What is the 'Theory Of Price'

The theory of price is an economic theory that contends that the price for any specific good/service is based on the relationship between the forces of supply and demand. The theory of price says that the point at which the benefit gained from those who demand the entity meets the seller's marginal costs is the most optimal market price for the good/service.

BREAKING DOWN 'Theory Of Price'

The theory of price, also known as price theory, is a microeconomics principle that involves the analysis of supply and demand in determining an appropriate price point for a good or service. The goal is to achieve equilibrium in which the quantities of goods or services provided match the corresponding market's desire and ability to acquire the good or service. This concept allows for price adjustments as market conditions change.

For example, suppose that market forces determine that it costs $5 for a widget. This suggests that widget buyers are willing to forgo the utility in $5 in order to possess the widget and that the widget seller perceives that $5 is a fair price in exchange for giving up the widget. This simple theory of determining prices is one of the core principles underlying economic theory.

Understanding Supply and Demand and the Relation to Price Theory

Supply denotes the amount of products or services the market is able to provide. This can include tangible goods, such as automobiles, or intangibles, such as the ability to have an appointment with a skilled service provider. In each instance, the available supply is finite in nature. There are only a certain number of automobiles available, and only a certain number of appointments available, at any given time.
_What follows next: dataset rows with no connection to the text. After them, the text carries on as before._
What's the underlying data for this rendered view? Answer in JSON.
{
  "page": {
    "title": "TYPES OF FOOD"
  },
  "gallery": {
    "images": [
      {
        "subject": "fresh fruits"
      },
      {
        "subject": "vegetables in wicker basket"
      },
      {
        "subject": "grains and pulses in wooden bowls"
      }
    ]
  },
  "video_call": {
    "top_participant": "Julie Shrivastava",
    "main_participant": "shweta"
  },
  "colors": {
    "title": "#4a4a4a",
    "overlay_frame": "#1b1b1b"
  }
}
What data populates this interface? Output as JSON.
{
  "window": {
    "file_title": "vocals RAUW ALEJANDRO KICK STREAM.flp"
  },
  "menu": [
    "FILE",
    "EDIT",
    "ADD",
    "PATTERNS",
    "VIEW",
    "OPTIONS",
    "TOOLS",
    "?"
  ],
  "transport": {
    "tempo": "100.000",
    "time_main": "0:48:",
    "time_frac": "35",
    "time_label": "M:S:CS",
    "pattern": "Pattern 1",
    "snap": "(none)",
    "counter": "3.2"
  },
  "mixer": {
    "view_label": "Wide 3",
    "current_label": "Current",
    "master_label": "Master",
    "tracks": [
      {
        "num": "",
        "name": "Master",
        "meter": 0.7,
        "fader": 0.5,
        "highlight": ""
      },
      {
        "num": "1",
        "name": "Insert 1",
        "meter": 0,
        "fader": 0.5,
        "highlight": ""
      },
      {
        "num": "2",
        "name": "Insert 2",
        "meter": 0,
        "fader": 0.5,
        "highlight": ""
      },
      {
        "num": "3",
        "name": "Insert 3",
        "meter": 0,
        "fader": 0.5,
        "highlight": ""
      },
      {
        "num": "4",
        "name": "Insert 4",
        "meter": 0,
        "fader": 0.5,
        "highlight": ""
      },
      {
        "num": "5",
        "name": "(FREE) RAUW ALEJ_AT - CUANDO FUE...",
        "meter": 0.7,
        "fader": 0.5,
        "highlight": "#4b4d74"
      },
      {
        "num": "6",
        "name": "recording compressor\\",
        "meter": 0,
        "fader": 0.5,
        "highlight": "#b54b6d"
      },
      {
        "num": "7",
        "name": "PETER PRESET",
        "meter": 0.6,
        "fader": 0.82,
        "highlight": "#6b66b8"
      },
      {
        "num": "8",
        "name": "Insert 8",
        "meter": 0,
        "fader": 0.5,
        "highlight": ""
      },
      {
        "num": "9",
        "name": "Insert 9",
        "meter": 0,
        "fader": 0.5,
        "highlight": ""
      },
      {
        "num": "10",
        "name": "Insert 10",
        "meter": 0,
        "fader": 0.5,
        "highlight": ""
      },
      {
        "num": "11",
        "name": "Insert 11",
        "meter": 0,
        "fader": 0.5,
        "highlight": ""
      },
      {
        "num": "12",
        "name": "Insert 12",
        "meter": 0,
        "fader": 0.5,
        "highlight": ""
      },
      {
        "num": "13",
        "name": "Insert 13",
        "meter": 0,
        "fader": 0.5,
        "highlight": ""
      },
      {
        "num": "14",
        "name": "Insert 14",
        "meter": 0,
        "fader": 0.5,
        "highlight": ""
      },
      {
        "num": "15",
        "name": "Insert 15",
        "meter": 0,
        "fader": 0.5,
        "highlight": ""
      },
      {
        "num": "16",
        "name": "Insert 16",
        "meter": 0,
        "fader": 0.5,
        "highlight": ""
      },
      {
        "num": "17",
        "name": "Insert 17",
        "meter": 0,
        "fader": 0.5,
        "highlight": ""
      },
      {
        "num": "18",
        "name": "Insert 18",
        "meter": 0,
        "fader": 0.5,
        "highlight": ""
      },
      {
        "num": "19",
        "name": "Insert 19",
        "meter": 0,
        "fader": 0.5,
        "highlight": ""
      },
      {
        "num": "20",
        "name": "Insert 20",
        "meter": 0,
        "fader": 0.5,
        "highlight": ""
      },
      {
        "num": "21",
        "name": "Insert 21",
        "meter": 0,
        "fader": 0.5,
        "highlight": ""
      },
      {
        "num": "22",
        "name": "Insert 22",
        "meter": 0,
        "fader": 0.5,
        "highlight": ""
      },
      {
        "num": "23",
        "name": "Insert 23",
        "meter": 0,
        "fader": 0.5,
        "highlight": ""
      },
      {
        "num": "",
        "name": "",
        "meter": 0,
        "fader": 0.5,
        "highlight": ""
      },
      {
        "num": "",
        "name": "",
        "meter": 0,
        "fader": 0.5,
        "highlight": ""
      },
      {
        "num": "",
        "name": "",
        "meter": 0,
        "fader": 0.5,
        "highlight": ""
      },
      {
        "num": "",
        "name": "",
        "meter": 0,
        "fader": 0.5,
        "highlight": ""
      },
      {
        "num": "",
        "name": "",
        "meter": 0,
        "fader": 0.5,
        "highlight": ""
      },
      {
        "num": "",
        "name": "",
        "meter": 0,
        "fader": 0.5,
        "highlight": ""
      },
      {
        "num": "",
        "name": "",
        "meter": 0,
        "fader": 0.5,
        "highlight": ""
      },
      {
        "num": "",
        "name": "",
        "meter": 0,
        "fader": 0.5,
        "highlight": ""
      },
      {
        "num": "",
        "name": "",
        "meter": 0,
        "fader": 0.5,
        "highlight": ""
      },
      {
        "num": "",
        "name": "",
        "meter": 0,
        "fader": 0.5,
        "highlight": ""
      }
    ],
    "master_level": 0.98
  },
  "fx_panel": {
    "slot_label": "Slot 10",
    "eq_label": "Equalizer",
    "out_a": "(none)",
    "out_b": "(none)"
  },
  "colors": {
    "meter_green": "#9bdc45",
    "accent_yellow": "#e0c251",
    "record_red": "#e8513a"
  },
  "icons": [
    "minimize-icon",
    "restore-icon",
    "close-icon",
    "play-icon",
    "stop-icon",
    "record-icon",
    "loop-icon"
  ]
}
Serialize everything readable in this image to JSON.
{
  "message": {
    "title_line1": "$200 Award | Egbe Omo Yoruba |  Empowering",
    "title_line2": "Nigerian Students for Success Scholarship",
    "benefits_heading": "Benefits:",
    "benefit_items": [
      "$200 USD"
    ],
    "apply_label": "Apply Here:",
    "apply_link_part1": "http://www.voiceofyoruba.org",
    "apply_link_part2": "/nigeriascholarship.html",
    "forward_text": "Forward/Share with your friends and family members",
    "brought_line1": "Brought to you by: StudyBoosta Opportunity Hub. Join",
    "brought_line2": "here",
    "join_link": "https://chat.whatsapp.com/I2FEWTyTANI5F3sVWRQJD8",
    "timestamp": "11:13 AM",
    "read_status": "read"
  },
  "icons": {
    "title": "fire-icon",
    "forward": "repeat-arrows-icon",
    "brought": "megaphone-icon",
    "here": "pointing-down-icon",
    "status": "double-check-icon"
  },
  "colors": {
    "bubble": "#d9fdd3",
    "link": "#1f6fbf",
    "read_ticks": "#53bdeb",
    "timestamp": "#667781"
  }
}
Demand applies to the market’s desire for the item, be it tangible or intangible. At any point in time, there is also only a finite number of potential consumers available. Demand may fluctuate depending on a variety of factors, such as whether an improved version of a product is available or if a service is no longer needed. Demand can also be impacted by an item's perceived value, or affordability, by the consumer market.

In order to achieve equilibrium, the goal is to locate a price point that allows the number of items available, referred to as the supply, to be reasonably covered by potential customers. Should a price be too high, customers may avoid the good or service, resulting in excess supply. In contrast, should a price be too low, demand may significantly outweigh the available supply. Economist use price theory in an attempt to find the selling price that allows the supply and demand to be as close to equal as possible.